Australia, like many other countries, is seeing the damaging impact of climate change on communities and ecosystems. In the face of these worsening climate change impacts, marginalised people and communities are most at risk, including people in prison.

The physical and mental health of people in prison, who disproportionately come from marginalised and disadvantaged backgrounds, is well below the general population. People in prison experience higher rates of mental ill-health, chronic physical health conditions such as asthma or arthritis, acquired brain injury, and high-risk drug and alcohol use.

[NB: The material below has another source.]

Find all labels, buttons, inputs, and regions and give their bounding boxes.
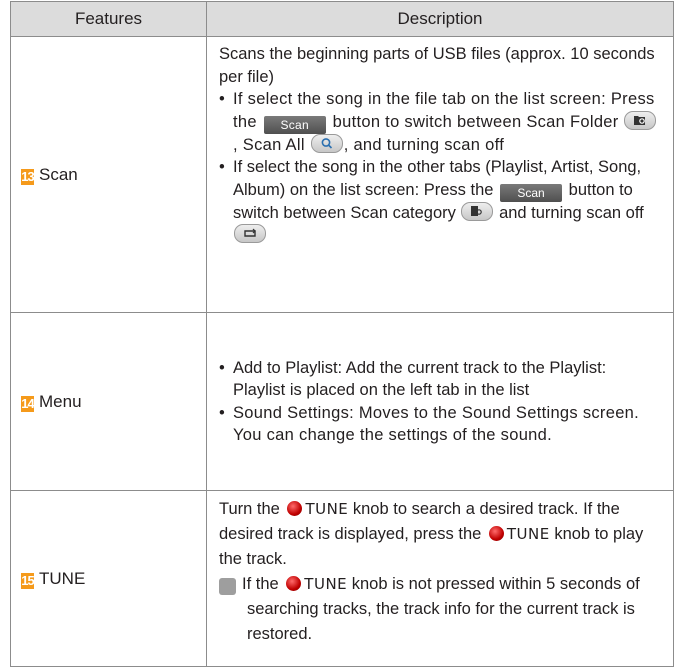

The prevalence of such underlying conditions amplify the health risks during emergencies such as pandemics or bushfire.

The impacts of climate change on people in prison, such as extreme temperatures and increasingly severe and frequent disasters, may be exacerbated in Australia by rising prison populations, prison size and location, overcrowding, punitive practices such as solitary confinement, ageing or otherwise unsuitable infrastructure, and ineffective standards, monitoring and accountability mechanisms.

In this context, issues including extreme temperatures in prisons, the location, size, security rating and infrastructure of prisons, emergency management procedures, inspections and oversight all demand renewed scrutiny. But more fundamentally, a shift away from incarceration, which disproportionately impacts already marginalised communities (who are also most at risk of climate change impacts), is the only effective and humane response.

This paper seeks to spark that conversation – to draw attention to the overlapping social and ecological harms of the prison system, and to make the case for why a just transition must include a focus on decarceration.